By Edward Lambert
I woke up today to see oil below $27 a barrel, the US 10-year at 1.6% and the Dow down to 15,600. How quickly the economy is faltering. It is a crazy moment. Oil below $29 a barrel creates geopolitical tensions that can create attacks of aggression. Other countries have already tried to negotiate with the Saudis to raise oil prices... and now oil is slipping to even new lows. A tense situation for oil producers.
The US 10-year hitting 1.6% so fast over the past month seems to be building downward momentum. The yield curve is trying hard to flatten even with short-term rates near zero.
Recession seems imminent. Will it happen? I called a recession this year based on my assessment of effective demand. Others like Tim Duy and Janet Yellen do not see a recession this year. But they lack an understanding of effective demand. I have seen this coming for a couple of years.
Back in September of 2013, using my Aggregate Supply-Effective Demand model, I saw that an effective demand limit was forming at a Real GDP around $16 trillion (2009 $). The AS-ED model was only developed in April 2013.
Here is an image from a post back then:
I saw that the effective demand lines were bunching together, setting up a long-run aggregate supply zone around $16.1 trillion, where the aggregate supply and effective demand lines would meet.
I wrote in September 2013:
"The blue dots along the bottom are real GDP on the aggregate supply curves increasing at an inflation rate around 2%. Real GDP will most likely continue this path over the next year, shown by lower dashed black line.
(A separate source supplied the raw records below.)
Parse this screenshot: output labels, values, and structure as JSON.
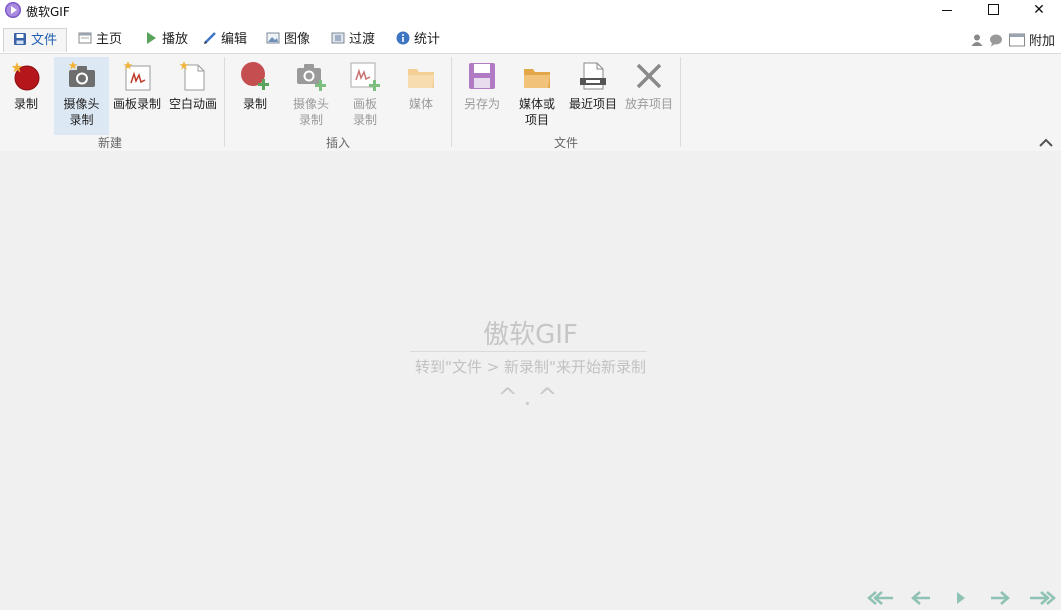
{
  "window": {
    "title": "傲软GIF"
  },
  "tabs": [
    {
      "label": "文件",
      "icon": "save-icon",
      "active": true
    },
    {
      "label": "主页",
      "icon": "home-icon"
    },
    {
      "label": "播放",
      "icon": "play-icon"
    },
    {
      "label": "编辑",
      "icon": "pencil-icon"
    },
    {
      "label": "图像",
      "icon": "image-icon"
    },
    {
      "label": "过渡",
      "icon": "transition-icon"
    },
    {
      "label": "统计",
      "icon": "info-icon"
    }
  ],
  "extras": {
    "label": "附加"
  },
  "ribbon": {
    "new_group": {
      "label": "新建",
      "record": "录制",
      "webcam_line1": "摄像头",
      "webcam_line2": "录制",
      "board": "画板录制",
      "blank": "空白动画"
    },
    "insert_group": {
      "label": "插入",
      "record": "录制",
      "webcam_line1": "摄像头",
      "webcam_line2": "录制",
      "board_line1": "画板",
      "board_line2": "录制",
      "media": "媒体"
    },
    "file_group": {
      "label": "文件",
      "save_as": "另存为",
      "media_project_line1": "媒体或",
      "media_project_line2": "项目",
      "recent": "最近项目",
      "discard": "放弃项目"
    }
  },
  "welcome": {
    "title": "傲软GIF",
    "hint": "转到\"文件 > 新录制\"来开始新录制",
    "face": "^.^"
  },
  "colors": {
    "accent": "#1f5eb0",
    "record_red": "#c0181b",
    "folder": "#e8b25c",
    "save_purple": "#9b5bb5"
  }
}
The dashed black line above shows the effective demand limit coming steadily downward toward the LRAS zone. (LRAS is long-run aggregate supply). Real GDP and effective demand will meet at the LRAS zone. What will happen when they meet? ... If real GDP keeps growing at around $100 billion per quarter as it did in 2nd quarter 2013, real GDP will enter the LRAS zone in mid 2014."
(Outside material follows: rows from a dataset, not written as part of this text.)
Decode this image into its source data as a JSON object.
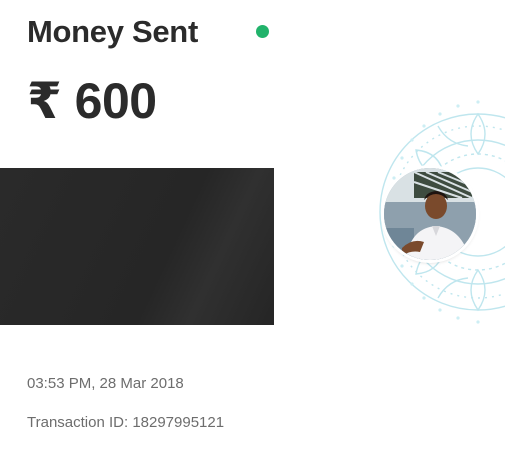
{
  "header": {
    "title": "Money Sent",
    "status_color": "#21b36b"
  },
  "amount": {
    "text": "₹ 600"
  },
  "recipient": {
    "avatar_icon": "profile-photo"
  },
  "details": {
    "timestamp": "03:53 PM, 28 Mar 2018",
    "transaction_id": "Transaction ID: 18297995121"
  },
  "colors": {
    "text_primary": "#2b2b2b",
    "text_secondary": "#6d6d6d",
    "mandala": "#bfe6ee"
  }
}
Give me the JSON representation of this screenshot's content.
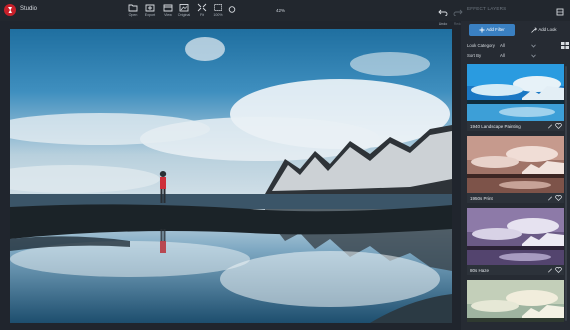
{
  "app": {
    "title": "Studio",
    "zoom": "42%"
  },
  "toolbar": {
    "open": "Open",
    "export": "Export",
    "view": "View",
    "original": "Original",
    "fit": "Fit",
    "hundred": "100%",
    "undo": "Undo",
    "redo": "Redo",
    "tools": "Tools Lists"
  },
  "panel": {
    "title": "EFFECT LAYERS",
    "tab_filter": "Add Filter",
    "tab_look": "Add Look",
    "look_category_label": "Look Category",
    "look_category_value": "All",
    "sort_by_label": "Sort By",
    "sort_by_value": "All"
  },
  "looks": [
    {
      "label": "1940 Landscape Painting"
    },
    {
      "label": "1950s Print"
    },
    {
      "label": "80s Haze"
    }
  ],
  "colors": {
    "accent": "#3a80c2",
    "brand": "#c8202a",
    "background": "#20252d"
  },
  "icons": [
    "logo-icon",
    "open-icon",
    "export-icon",
    "view-icon",
    "original-icon",
    "fit-icon",
    "hundred-icon",
    "compare-icon",
    "undo-icon",
    "redo-icon",
    "tools-icon",
    "plus-icon",
    "wand-icon",
    "grid-icon",
    "chevron-down-icon",
    "pen-icon",
    "heart-icon"
  ]
}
The recession of 1980 followed the same pattern. The effective demand lines had been pointing toward an effective demand limit for three years since 1975. Then Real GDP hit the ED limit in the third quarter, 1978. A recession began to form and was official two years later (Note: The red dots in this graph show Real GDP moving with core inflation).
Eventually in a post in August of 2014, I projected:
"The projection now is for real GDP to enter the zone of the effective demand limit between $16.000 trillion and $16.160 trillion. This will happen before 2014 ends assuming the calibration of 0.762 for effective labor share is within a close margin of error."
So what happened?
Update Note: The red dots in this graph show the crossing points between aggregate supply and effective demand. These red dots are different from the red dots in the previous graph. These red dots show the equilibrium so to speak between aggregate supply and effective demand. In both graphs, the crossing points expanded upward as Real GDP hit the effective demand zone (LRAS).
The equilibrium points began to rise when Real GDP hit $16.1 trillion. That is a sign of hitting the effective demand limit. This happened before the end of 2014, just as I had predicted. When effective demand rises in the LRAS zone, the dynamics of the economy are on the downside of the business cycle, just starting downward.
Ever since the end of 2014, the economy has been faltering. I predicted that the Dow would orbit 17,300 through 2015. And it did. I gave a 70% chance of recession this year back in January (see comments).
If this cycle is like the cycle before the 1980 recession, we would see a recession about two years after hitting the effective demand limit... That would put a recession this year, 2016, in the summer or fall.
So I got glimpses of the effective demand limit upon Real GDP as early as September 2013. We have seen this coming for years.